The Prince of Wales and The Duchess of Cornwall led the tributes to the victims of the Bali bombing during a moving ceremony in London today.
The ceremony was held in St James's Park and was attended by 600 grieving friends and relatives of those killed by the 2002 bombings, four years ago today.
Their Royal Highnesses unveiled a wall made from Portland stone into which the names of those who lost their lives were carved.
Standing in front of the wall is a freestanding granite globe with 202 individually carved doves, each of which represents a victim of the bombings.
Under the sculpture the words “You were robbed of life, your spirit enriches ours” were carved.
Behind the globe, all the names of those who died - of which 28 were British - are carved into a stone wall.
Foreign Secretary Margaret Beckett and Culture Secretary Tessa Jowell also attended the event.
Ms Jowell read out the names of all 28 Britons killed in the bomb blast and representatives from the 21 other countries who lost citizens also read out names of the dead.
The £300,000 stone memorial sculpture took nine months to make and is located only metres from Foreign Office buildings.
After a minute’s silence, The Prince was handed a floral wreath made up of poppies and his emblem, The Prince’s feathers, by survivor of the bombings Daniella Prothero.
The words on Their Royal Highnesses’ tribute read: “With our heartfelt thoughts and prayers.”
A message from the Archbishop of Canterbury was read out by the Rev Nicholas Holtam, vicar of St Martin in the Fields.
He said the memorial in London showed that the grief felt by family and friends was shared by people across the country.
The bomb blast on 12th October 2002, which ripped through a nightclub and a bar in the tourist area Kuta on the Indonesian island, shocked the world.
Susanna Miller, 39, who lost her brother, Dan, said the families were delighted that the memorial had been positioned in such an important place.
She said it would serve as a reminder to the general public and the Government of the potential dangers of foreign travel and the risk of terrorism in the world.
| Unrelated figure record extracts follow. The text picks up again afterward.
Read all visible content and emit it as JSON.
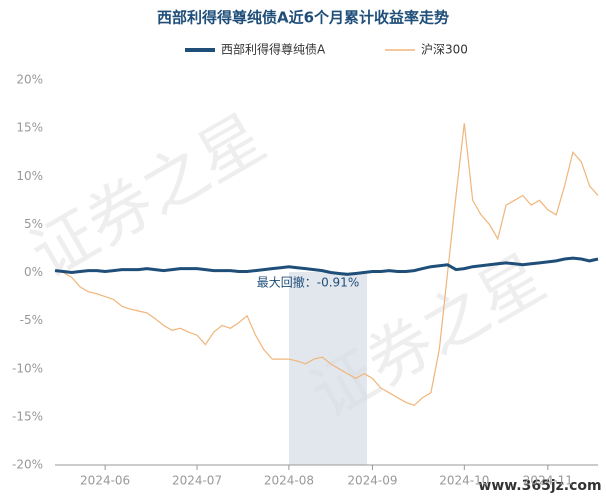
{
  "chart_data": {
    "type": "line",
    "title": "西部利得得尊纯债A近6个月累计收益率走势",
    "annotation": "最大回撤：-0.91%",
    "watermark": "证券之星",
    "site_label": "www.365jz.com",
    "categories": [
      null,
      null,
      null,
      null,
      null,
      null,
      "2024-06",
      null,
      null,
      null,
      null,
      null,
      null,
      null,
      null,
      null,
      null,
      "2024-07",
      null,
      null,
      null,
      null,
      null,
      null,
      null,
      null,
      null,
      null,
      "2024-08",
      null,
      null,
      null,
      null,
      null,
      null,
      null,
      null,
      null,
      "2024-09",
      null,
      null,
      null,
      null,
      null,
      null,
      null,
      null,
      null,
      null,
      "2024-10",
      null,
      null,
      null,
      null,
      null,
      null,
      null,
      null,
      null,
      "2024-11",
      null,
      null,
      null,
      null,
      null,
      null
    ],
    "series": [
      {
        "name": "西部利得得尊纯债A",
        "color": "#1f4e79",
        "values": [
          0.2,
          0.1,
          0.0,
          0.1,
          0.2,
          0.2,
          0.1,
          0.2,
          0.3,
          0.3,
          0.3,
          0.4,
          0.3,
          0.2,
          0.3,
          0.4,
          0.4,
          0.4,
          0.3,
          0.2,
          0.2,
          0.2,
          0.1,
          0.1,
          0.2,
          0.3,
          0.4,
          0.5,
          0.6,
          0.5,
          0.4,
          0.3,
          0.2,
          0.0,
          -0.1,
          -0.2,
          -0.1,
          0.0,
          0.1,
          0.1,
          0.2,
          0.1,
          0.1,
          0.2,
          0.4,
          0.6,
          0.7,
          0.8,
          0.3,
          0.4,
          0.6,
          0.7,
          0.8,
          0.9,
          1.0,
          0.9,
          0.8,
          0.9,
          1.0,
          1.1,
          1.2,
          1.4,
          1.5,
          1.4,
          1.2,
          1.4
        ]
      },
      {
        "name": "沪深300",
        "color": "#f0b57a",
        "values": [
          0.2,
          0.0,
          -0.5,
          -1.5,
          -2.0,
          -2.2,
          -2.5,
          -2.8,
          -3.5,
          -3.8,
          -4.0,
          -4.2,
          -4.8,
          -5.5,
          -6.0,
          -5.8,
          -6.2,
          -6.5,
          -7.5,
          -6.2,
          -5.5,
          -5.8,
          -5.2,
          -4.5,
          -6.5,
          -8.0,
          -9.0,
          -9.0,
          -9.0,
          -9.2,
          -9.5,
          -9.0,
          -8.8,
          -9.5,
          -10.0,
          -10.5,
          -11.0,
          -10.5,
          -11.0,
          -12.0,
          -12.5,
          -13.0,
          -13.5,
          -13.8,
          -13.0,
          -12.5,
          -8.0,
          0.0,
          8.0,
          15.5,
          7.5,
          6.0,
          5.0,
          3.5,
          7.0,
          7.5,
          8.0,
          7.0,
          7.5,
          6.5,
          6.0,
          9.0,
          12.5,
          11.5,
          9.0,
          8.0
        ]
      }
    ],
    "ylim": [
      -20,
      20
    ],
    "yticks": [
      {
        "value": 20,
        "label": "20%"
      },
      {
        "value": 15,
        "label": "15%"
      },
      {
        "value": 10,
        "label": "10%"
      },
      {
        "value": 5,
        "label": "5%"
      },
      {
        "value": 0,
        "label": "0%"
      },
      {
        "value": -5,
        "label": "-5%"
      },
      {
        "value": -10,
        "label": "-10%"
      },
      {
        "value": -15,
        "label": "-15%"
      },
      {
        "value": -20,
        "label": "-20%"
      }
    ],
    "grid": false
  }
}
Ms Miller said The Prince had been a great source of support to the families of the victims.
“His uncle was killed by terrorists,” she said. “He knows how it feels when this kind of thing happens.
“He has been an extremely supportive figure and it is very important that he came today.”
Following the service, Their Royal Highnesses joined family and friends of the victims at a reception in the Foreign Office.